However, rather than a school of despair and disrepair, the chatter of random others is most often revealing and nearly always useful, at least from a writer’s perspective.2 The talkback line of overheard opinion is an informal barometer; like an intermittent social research project conducted on the fly using small and scattered sample groups and utilising none of the usual controls. Thus, while no single conversation or seasonal downpour can be said to pithily encapsulate the soul of our times, each voyeuristically consumed morsel tells us something about the mores and the mindset of the moment. Over time, these titbits aggregate, creating a panorama of sorts – a widescreen view of the way we feel about ourselves and the world we have (shoddily) constructed.   

Put it another way; people have a habit of revealing themselves and I have a habit of tuning in. My bet is that you do too. Perhaps we all do, when we’re paying attention, because on occasion our nosiness rewards us.

Like the next table. A loud group of three. All, pointedly and proudly, members of a local football club. Indeed, I soon learn that the trio represent the rump of the now outgoing ‘organisational committee’ and that their recent replacements are reputedly undermining the financial bedrock and moral fibre of their beloved club, following a string of ‘totally fucking braindead’ decisions.

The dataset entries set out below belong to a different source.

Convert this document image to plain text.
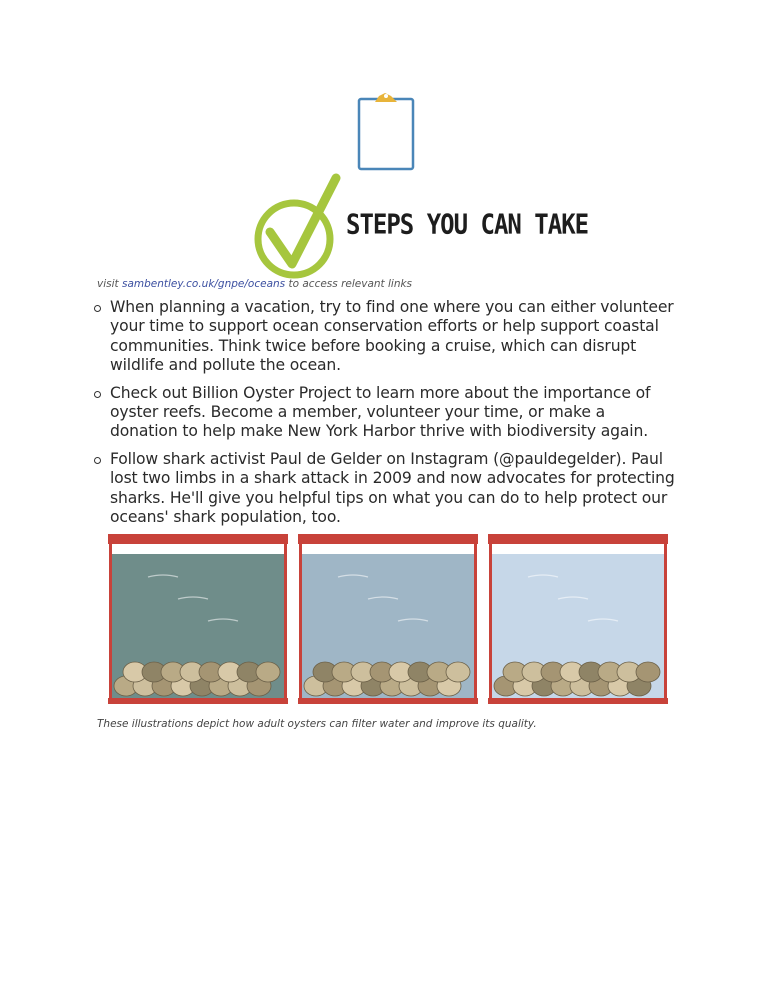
STEPS YOU CAN TAKE
visit sambentley.co.uk/gnpe/oceans to access relevant links
When planning a vacation, try to find one where you can either volunteer your time to support ocean conservation efforts or help support coastal communities. Think twice before booking a cruise, which can disrupt wildlife and pollute the ocean.
Check out Billion Oyster Project to learn more about the importance of oyster reefs. Become a member, volunteer your time, or make a donation to help make New York Harbor thrive with biodiversity again.
Follow shark activist Paul de Gelder on Instagram (@pauldegelder). Paul lost two limbs in a shark attack in 2009 and now advocates for protecting sharks. He'll give you helpful tips on what you can do to help protect our oceans' shark population, too.
These illustrations depict how adult oysters can filter water and improve its quality.
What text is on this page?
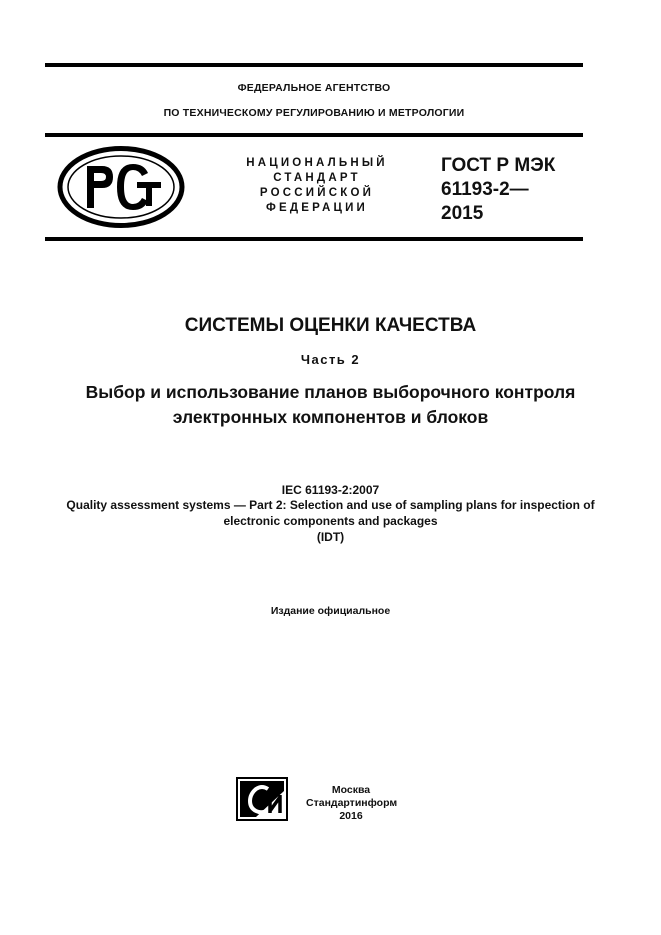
ФЕДЕРАЛЬНОЕ АГЕНТСТВО
ПО ТЕХНИЧЕСКОМУ РЕГУЛИРОВАНИЮ И МЕТРОЛОГИИ
НАЦИОНАЛЬНЫЙ
СТАНДАРТ
РОССИЙСКОЙ
ФЕДЕРАЦИИ
ГОСТ Р МЭК
61193-2—
2015
СИСТЕМЫ ОЦЕНКИ КАЧЕСТВА
Часть 2
Выбор и использование планов выборочного контроля электронных компонентов и блоков
IEC 61193-2:2007
Quality assessment systems — Part 2: Selection and use of sampling plans for inspection of electronic components and packages
(IDT)
Издание официальное
Москва
Стандартинформ
2016
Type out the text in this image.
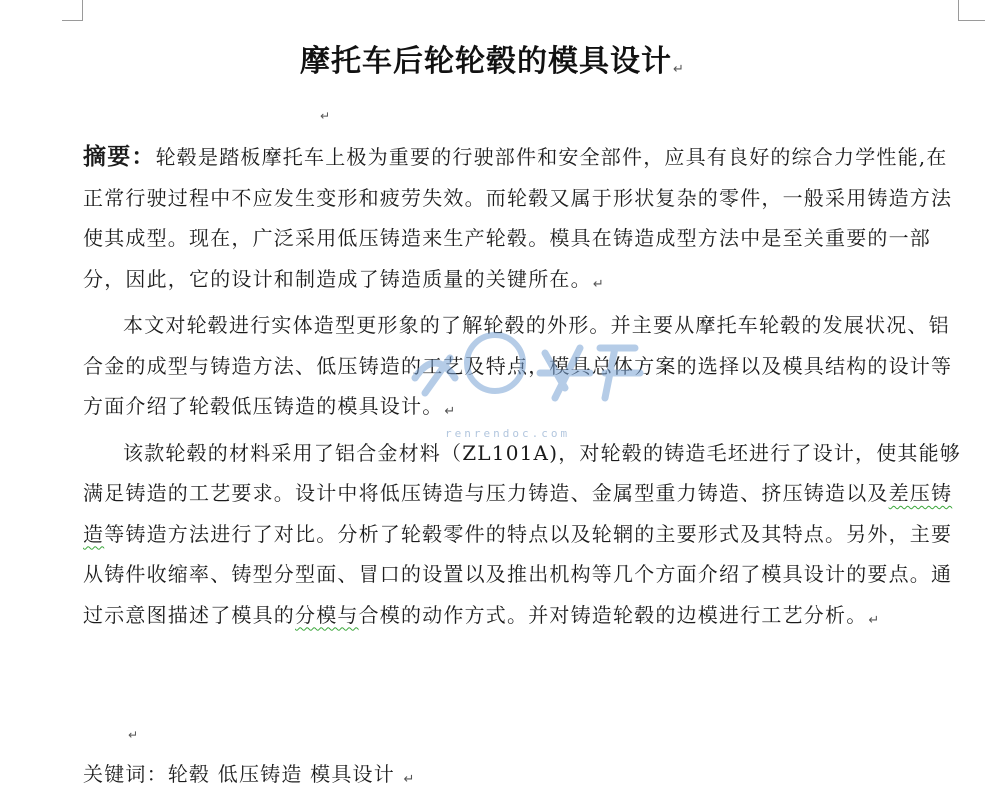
摩托车后轮轮毂的模具设计↵
↵

摘要：轮毂是踏板摩托车上极为重要的行驶部件和安全部件，应具有良好的综合力学性能,在正常行驶过程中不应发生变形和疲劳失效。而轮毂又属于形状复杂的零件，一般采用铸造方法使其成型。现在，广泛采用低压铸造来生产轮毂。模具在铸造成型方法中是至关重要的一部分，因此，它的设计和制造成了铸造质量的关键所在。↵

本文对轮毂进行实体造型更形象的了解轮毂的外形。并主要从摩托车轮毂的发展状况、铝合金的成型与铸造方法、低压铸造的工艺及特点，模具总体方案的选择以及模具结构的设计等方面介绍了轮毂低压铸造的模具设计。↵

该款轮毂的材料采用了铝合金材料（ZL101A)，对轮毂的铸造毛坯进行了设计，使其能够满足铸造的工艺要求。设计中将低压铸造与压力铸造、金属型重力铸造、挤压铸造以及差压铸造等铸造方法进行了对比。分析了轮毂零件的特点以及轮辋的主要形式及其特点。另外，主要从铸件收缩率、铸型分型面、冒口的设置以及推出机构等几个方面介绍了模具设计的要点。通过示意图描述了模具的分模与合模的动作方式。并对铸造轮毂的边模进行工艺分析。↵

↵
关键词：轮毂 低压铸造 模具设计 ↵
renrendoc.com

“Ah well, it’ll be a blessing when we miss the finals then.”

“That’s right, Michael. I’m afraid further on field failure is an absolute must at this point.”

At this, the woman of the group butts in. “Now remember, boys, these things have a way of fixing themselves.” She leaves us with that thought for a few seconds, before adding, “Except of course if this is how people really see the future of the club.” Then, when challenged by her miffed companions, she responds, “Well, the membership voted for them, didn’t they?”

“All I’m saying is that not making finals makes people unhappy, and when they’re unhappy they start looking for alternatives.”

“Fuck me mate, are you seriously saying the boys should go soft on Saturday?”

“No one needs to get themselves injured, do they?”

“Nah, of course not – but what about pride?”

“Any year you don’t win the flag is a blow to the pride, Michael – and that’s most years, so what’s one more?”

“Ah well, like they say mate, football is a game of disappointment.”

Eureka, I thought, as I toyed with the imaginary final drop of my now non-existent black. The pearl had just landed. Dropped on my eave. I sat back, elevated. Everything was clear. Football was a game of disappointment. I could relax now. Thanks Mike.

However, serendipitous revelations are not the main drivers of my ongoing eavesdropping project. Like people watching, people listening is entertaining. It is like being on the set of a neo-realist film, with the untrained actors running through their improvised dialogue while the hand held camera hovers discreetly nearby. The edited narrative only emerges later, in retrospect. In the mirror.

Furthermore, what you learn from eavesdropping is not to read too much into it. Not only do we hear these conversations largely out of context but are reminded by them that much of what people say is filler; a pleasantry, a boast, a signal. A way to bandage silence.

Therefore, much as I might indulge a fantasy of precious rarity, it turns out being unique is not unique. I know this because I keep on overhearing it.

When we spy on strangers we are also privy to the prevalence of play-acting, and of psychological gamesmanship. Frequently, whilst furtively tuning in, what jumps out of a scene is its emotional and power dynamic. Who is the alpha? Who is trying hardest to impress? Who would rather be poking their phone? Ultimately, listening in is not just about the words, it is about someone else’s world and, by extension, our own.  

It is surely a banality to say that everyone in that wintery café entered with a life in tow and that what I witnessed was the conveniently available soundbite version of those lives. While I may have learned something useful about dog trapping, what this rainy vignette truly revealed was the sound of my own incessant natter. The public opining of unknown others was the private echo of an all too familiar soapbox. We are all, in our own voices, bitching about the weather. (QED!)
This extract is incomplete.